Firstly what makes this film different to the original is the fact it is adaptated strongly from Charles Portis's novel allowing the story to be more reserved and closely binded with various references to the original still intact e.g. similar shots and scenes as well as various dialogue "One-eyed fat man" exchange as well as being more violent hence the 15 rating. The dialogue in True Grit sounds completely authentic along with the accurate-feeling costume and set design, which really adds to the realism of the world it creates creates. Accents are also very important – the harsh Southern drawl that the Coens have always been attracted to is very prominent and plays a very large role in the film. It also looks incredibly beautiful, mainly thanks to regular cinematographer Roger Deakins' whose trademarks are in place: harsh but very naturalistic lighting, washed-out colors, especially in the outdoor scenes and smooth camera movements. And the action scenes are exciting to watch even if you do have to wait for some thrills, though the gritty, loud gun sounds definitely would have suited the big screen experience if I'd have lived in the times of Wayne and Eastwood. Also importantly the acting in this version is a lot better than the original; Jeff Bridges makes his triumphant return in a Coen brothers film, filling the very large shoes of John Wayne, who gave an iconic performance as Rooster in the first adaptation from 1969. He brings his own unique style and sensibilities to the role, combining his drunken goofiness with the seriousness of a skilled hunter and lawman. Damon is clearly having fun with the role, as he finds an excellent balance between the humor and the seriousness and skill his character has crushing Glen Campbell's rather wooden portrayal in the original. Josh Brolin is also effective in an otherwise limited role as Chaney adding cynicism and a freaky presence to the character trying to hide out. But newcomer Hailee Steinfeld, is the ultimate standout proving she is a talent to watch, and a hidden beauty that will be unleashed in a few year's time when she could be Hollywood's next best thing. She commands the screen with her strong-willed, stubborn character, and manages to hold her own against her more experienced co-stars. Could she win the Supporting Actress Oscar? We shall see. 

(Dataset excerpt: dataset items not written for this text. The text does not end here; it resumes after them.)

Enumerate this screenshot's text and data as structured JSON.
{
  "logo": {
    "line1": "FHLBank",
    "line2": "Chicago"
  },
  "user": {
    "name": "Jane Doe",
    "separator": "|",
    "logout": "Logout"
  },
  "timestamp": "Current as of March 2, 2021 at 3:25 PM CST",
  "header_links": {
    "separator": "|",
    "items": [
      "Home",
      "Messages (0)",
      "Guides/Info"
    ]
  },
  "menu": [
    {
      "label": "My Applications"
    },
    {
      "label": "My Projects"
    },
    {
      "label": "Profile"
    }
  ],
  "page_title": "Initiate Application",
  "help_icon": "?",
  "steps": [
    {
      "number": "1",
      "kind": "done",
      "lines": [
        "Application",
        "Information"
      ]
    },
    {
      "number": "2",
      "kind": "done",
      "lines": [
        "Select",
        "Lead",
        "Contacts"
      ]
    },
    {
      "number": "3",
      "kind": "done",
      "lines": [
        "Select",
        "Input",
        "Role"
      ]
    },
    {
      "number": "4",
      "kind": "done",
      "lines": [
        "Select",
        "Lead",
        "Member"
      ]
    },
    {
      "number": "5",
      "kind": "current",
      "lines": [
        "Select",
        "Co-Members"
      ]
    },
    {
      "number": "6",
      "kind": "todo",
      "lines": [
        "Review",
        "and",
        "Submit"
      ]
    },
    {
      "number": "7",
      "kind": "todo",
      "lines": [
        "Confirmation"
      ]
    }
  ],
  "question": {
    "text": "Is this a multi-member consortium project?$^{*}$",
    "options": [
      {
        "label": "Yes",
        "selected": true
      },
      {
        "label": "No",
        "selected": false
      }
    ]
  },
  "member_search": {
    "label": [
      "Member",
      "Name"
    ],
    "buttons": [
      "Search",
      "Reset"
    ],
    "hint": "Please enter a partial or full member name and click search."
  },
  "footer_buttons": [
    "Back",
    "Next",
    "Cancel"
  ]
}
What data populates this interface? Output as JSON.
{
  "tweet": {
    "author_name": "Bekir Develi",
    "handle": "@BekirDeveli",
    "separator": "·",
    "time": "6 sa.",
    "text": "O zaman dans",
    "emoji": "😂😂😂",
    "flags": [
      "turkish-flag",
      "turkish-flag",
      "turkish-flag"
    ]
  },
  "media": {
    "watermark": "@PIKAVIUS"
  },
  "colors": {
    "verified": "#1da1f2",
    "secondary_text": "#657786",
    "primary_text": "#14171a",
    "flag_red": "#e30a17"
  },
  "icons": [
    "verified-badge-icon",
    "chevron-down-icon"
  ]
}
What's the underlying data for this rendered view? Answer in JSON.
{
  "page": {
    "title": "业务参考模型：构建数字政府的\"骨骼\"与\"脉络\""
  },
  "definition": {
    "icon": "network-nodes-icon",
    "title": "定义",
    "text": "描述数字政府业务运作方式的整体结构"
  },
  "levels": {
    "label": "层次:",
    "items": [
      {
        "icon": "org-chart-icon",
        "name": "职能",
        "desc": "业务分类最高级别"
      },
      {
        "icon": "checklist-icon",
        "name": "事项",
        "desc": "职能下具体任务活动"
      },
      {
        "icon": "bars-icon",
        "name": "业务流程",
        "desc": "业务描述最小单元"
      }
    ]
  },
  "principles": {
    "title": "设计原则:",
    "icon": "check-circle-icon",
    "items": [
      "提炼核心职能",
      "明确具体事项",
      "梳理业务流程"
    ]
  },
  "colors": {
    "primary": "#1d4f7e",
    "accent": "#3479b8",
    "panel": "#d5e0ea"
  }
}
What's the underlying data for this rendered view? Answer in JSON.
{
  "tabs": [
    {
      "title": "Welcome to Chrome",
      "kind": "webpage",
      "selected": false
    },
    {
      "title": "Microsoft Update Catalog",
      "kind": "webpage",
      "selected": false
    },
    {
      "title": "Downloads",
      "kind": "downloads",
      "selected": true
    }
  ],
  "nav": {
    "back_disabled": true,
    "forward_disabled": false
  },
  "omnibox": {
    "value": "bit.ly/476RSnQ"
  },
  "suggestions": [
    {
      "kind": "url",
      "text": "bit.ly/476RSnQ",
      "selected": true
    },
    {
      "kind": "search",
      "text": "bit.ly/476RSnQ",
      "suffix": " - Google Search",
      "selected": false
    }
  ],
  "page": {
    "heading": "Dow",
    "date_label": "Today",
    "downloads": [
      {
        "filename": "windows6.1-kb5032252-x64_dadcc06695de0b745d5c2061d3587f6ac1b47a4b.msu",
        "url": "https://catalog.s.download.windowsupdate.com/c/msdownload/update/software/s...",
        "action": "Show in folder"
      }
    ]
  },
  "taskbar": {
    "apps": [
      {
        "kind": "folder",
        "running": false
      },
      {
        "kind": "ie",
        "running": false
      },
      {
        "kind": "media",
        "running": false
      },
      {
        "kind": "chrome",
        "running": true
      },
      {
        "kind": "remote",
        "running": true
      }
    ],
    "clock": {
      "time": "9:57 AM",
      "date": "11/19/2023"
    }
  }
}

Though it does well to look good and have a terrific cast, there will be audiences that'll be less patient with various scenes that tend to drag for a long time. It takes at least 1/3 into the film before the trio set off to find Chaney and the way it was advertised as a fast-flowing thriller could prove a disappointment for those wanting to be energized by its action-packed approach. Some moments from the original are sadly snubbed from this version whether it be Mattie's home life or the lawyer references which is still used here but the reveal of whether he exists or not is reduced to a brief mention in a letter near the start of the film taking away the magic of the original. And though some will be iffy about the cheesy ending of the original, this version ends rather disappointing too with a concluding scene of Mattie as an adult not really adding much to end the film's story and really it leaves us a bit deflated about the character's fates (most of the endings in their films tend to end frustratingly). However for a first time experience of watching a western in the cinema, it really was something to enjoy, and this is certainly one of the Coen's best. And nothing more you could want especially if you watch it with a grandparent like I did, a mesmerizing and beautifully made Western with good ol' storytelling!